3)Vision acuity loss rate ( 20% and >20%) from baseline
ІІІ. Life quality of patients:
1)Surgical cost
2)Rehabilitation period
3)Additional procedures
4)Additional medication
The next stage in unified assessment of glaucoma surgery efficiency is creating a scoring scale of surgical efficiency. For that, we propose a scoring system for assessment of surgery as follows (Table 1):
The scoring scale of efficiency of glaucoma surgery was proposed as follows: 4-6 scores, high efficiency of operation; from 1 to 3 scores, mean efficiency of operations; less than 1 point, the efficiency of operations is low. 
Case 1. Complete hypotensive effect at 6 months from baseline; hypotensive effect for 4 years (+1 score). No complications leading to temporary or irreversible vision acuity loss.
Total +5 scores. Surgical efficiency is high.
Case 2. Qualified hypotensive effect (one hypotensive medication) (+2 scores); hypotensive effect for 1 year (0 score). No complications leading to temporary or irreversible vision acuity loss. Total +2 scores. Surgical efficiency is mean.
Case 3. Qualified hypotensive effect (two hypotensive medications) (+2 scores); hypotensive effect failed within 1 year (0 score). Cataract development resulted in glaucoma reoperation combined with cataract phacoemulsification within 1 year (-1 score). Irreversible vision acuity loss by 20% (-1 score). Total 0 scores.
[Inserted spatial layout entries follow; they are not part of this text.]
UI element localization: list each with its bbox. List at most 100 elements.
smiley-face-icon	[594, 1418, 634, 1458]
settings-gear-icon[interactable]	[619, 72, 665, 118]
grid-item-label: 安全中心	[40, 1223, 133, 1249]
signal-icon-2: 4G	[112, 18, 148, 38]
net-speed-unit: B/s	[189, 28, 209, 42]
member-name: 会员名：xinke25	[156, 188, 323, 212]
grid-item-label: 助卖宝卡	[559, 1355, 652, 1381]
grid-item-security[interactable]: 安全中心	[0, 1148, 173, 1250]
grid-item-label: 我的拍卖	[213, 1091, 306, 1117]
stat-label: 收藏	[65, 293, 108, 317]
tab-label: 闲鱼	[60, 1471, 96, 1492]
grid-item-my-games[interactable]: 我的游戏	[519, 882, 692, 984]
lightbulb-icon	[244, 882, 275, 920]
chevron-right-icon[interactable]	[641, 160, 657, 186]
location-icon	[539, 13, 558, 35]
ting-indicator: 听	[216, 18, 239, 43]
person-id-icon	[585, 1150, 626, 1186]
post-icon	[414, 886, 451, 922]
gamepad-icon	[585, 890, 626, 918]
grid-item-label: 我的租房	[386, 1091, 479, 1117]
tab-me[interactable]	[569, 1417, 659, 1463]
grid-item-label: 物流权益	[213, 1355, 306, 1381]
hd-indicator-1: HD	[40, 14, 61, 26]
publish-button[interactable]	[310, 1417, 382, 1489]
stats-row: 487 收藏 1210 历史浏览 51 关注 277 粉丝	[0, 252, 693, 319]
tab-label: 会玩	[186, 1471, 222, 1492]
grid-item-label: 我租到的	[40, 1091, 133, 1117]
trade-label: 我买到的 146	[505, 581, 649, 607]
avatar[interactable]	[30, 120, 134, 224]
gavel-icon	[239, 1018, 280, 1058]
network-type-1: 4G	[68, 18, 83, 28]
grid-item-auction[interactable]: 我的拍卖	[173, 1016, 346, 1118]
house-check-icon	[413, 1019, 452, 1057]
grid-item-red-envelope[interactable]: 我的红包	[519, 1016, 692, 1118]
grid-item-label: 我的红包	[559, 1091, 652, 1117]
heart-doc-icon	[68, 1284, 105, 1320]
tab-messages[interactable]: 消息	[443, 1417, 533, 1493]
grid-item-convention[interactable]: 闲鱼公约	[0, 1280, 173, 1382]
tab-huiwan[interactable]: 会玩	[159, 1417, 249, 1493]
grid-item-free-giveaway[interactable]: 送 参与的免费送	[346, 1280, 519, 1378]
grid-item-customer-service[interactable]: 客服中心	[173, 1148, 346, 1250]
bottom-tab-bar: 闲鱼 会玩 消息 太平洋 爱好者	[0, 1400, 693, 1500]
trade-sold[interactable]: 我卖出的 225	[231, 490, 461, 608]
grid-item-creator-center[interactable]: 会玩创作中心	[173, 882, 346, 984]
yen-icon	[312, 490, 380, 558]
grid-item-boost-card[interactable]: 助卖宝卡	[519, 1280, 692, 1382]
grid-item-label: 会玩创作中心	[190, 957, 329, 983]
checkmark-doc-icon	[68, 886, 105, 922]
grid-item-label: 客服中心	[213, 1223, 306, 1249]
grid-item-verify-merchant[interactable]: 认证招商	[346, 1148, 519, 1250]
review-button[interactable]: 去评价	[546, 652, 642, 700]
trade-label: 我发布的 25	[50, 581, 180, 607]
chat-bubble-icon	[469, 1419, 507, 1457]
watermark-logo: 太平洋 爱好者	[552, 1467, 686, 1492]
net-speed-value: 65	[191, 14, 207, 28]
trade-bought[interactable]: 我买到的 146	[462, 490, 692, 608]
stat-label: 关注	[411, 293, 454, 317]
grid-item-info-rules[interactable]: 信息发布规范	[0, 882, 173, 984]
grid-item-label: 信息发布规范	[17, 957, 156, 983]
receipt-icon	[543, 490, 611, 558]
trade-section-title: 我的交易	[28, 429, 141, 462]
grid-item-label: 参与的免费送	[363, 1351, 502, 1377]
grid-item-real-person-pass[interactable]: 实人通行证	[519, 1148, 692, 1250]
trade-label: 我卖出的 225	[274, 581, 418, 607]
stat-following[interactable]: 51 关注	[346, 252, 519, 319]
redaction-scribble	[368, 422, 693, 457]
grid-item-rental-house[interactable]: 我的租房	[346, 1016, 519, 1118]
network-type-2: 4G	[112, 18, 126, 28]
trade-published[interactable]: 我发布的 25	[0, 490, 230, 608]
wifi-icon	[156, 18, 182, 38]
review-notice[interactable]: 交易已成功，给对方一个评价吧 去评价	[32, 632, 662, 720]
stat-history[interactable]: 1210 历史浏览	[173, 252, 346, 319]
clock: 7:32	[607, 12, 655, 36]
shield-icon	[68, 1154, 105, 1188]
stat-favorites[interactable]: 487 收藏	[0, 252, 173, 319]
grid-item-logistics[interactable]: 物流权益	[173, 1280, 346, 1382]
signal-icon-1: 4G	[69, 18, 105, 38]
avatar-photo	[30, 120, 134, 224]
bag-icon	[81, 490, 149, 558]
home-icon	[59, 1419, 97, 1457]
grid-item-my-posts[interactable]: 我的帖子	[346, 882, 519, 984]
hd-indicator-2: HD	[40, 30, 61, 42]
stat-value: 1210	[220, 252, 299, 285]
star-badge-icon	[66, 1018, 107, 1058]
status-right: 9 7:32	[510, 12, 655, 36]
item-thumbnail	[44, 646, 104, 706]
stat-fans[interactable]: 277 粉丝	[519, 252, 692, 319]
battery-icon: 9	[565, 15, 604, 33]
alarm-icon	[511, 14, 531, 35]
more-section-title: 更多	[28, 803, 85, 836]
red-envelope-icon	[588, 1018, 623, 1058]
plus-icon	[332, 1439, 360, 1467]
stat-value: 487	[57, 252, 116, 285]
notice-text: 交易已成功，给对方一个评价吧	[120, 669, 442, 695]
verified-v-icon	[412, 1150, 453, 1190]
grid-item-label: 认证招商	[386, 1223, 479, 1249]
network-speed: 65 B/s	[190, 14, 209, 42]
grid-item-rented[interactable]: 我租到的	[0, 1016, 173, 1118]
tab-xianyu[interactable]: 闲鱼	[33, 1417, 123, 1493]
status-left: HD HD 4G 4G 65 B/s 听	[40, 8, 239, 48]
Surgical efficiency is low.
Conclusions
1.Unified criteria are of great importance for objective assessment of glaucoma surgery efficiency
2.Efficacy criteria which need to be considered for unified complex assessment of glaucoma surgery efficiency are: hypotensive effect and its intensity, number of additional medication, hypotensive effect duration, additional procedures and reoperations, complications and their nature, and vision acuity loss rates.
3.Criteria and a scoring scale proposed need to be discussed; they can be used as a basis for unified complex system for assessment of glaucoma surgery success.